Like most small dogs, the IG is a bit more difficult to housetrain than larger breeds. His lack of protection from the elements, extremely short coat and minimal fat layer, makes him dislike cold, wet or wind, complicating matters. Persuading him to ask you to let him out to do his business can be frustrating. An easier method is to provide means for him to relieve himself without having to ask and wait. A doggie door, potty pads or a litterbox work more easily.

Since the IG is small and houses are large (at least in HIS perception) he may behave indoors in the same way he does outside. He will run, leap and scamper -- because he can. He will be as anxious to play active games indoors as he is outside, flying from one piece of furniture to another and onto tables and countertops. He can be trained to tone it down; but his instinct is to enjoy a much higher activity level indoors than most people would believe. He loves to snuggle and will enjoy quiet time with his humans, but this will usually happen only after his need for physical action has been satisfied.

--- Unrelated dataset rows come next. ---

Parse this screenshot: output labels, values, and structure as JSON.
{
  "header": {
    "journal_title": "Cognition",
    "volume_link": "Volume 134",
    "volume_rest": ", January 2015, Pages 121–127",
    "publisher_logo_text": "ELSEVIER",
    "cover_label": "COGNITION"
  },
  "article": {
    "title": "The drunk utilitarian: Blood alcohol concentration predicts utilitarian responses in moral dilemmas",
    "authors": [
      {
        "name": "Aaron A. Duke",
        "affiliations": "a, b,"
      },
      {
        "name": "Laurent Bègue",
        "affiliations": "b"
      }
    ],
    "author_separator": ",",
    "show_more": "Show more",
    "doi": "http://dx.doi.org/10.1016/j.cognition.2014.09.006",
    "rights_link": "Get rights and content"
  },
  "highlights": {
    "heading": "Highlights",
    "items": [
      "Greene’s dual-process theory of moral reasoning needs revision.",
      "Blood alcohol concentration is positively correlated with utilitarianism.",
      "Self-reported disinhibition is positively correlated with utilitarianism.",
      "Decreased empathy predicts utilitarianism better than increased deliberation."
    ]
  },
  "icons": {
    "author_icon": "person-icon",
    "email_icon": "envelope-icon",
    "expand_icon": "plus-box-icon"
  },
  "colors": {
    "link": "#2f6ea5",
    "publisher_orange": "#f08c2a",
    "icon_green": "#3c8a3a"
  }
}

Outdoors the IG loves to run and romp and often to chase small animals. He does not understand that he is little, so he must be protected from the dangers that can befall a creature of his size. These include unruly larger dogs, wildlife, risk of running into busy streets while chasing real or imagined prey and especially the chance of becoming lost while engrossed in the chase. He should not be allowed to run in unfenced areas. Although not as fragile as he looks, his long, slender legs make him more susceptible to fractures than most other breeds, which is something to keep in mind around small children and/or larger dogs.

The IG is a very loving, devoted companion but can be very stubborn regardless of his diminutive size. His mindset is that of a true sighthound. He is a very special little creature, amusing, imaginative, charming, trainable if positive methods are used, and demanding of interaction and affection almost to the point of neediness. He requires relatively little grooming but regular dental attention is necessary. What time is not spent brushing and trimming must be used for play, training, socialization and sharing love with this charismatic breed. Acquiring your IG from a responsible, knowledgeable and supportive is a vital first step.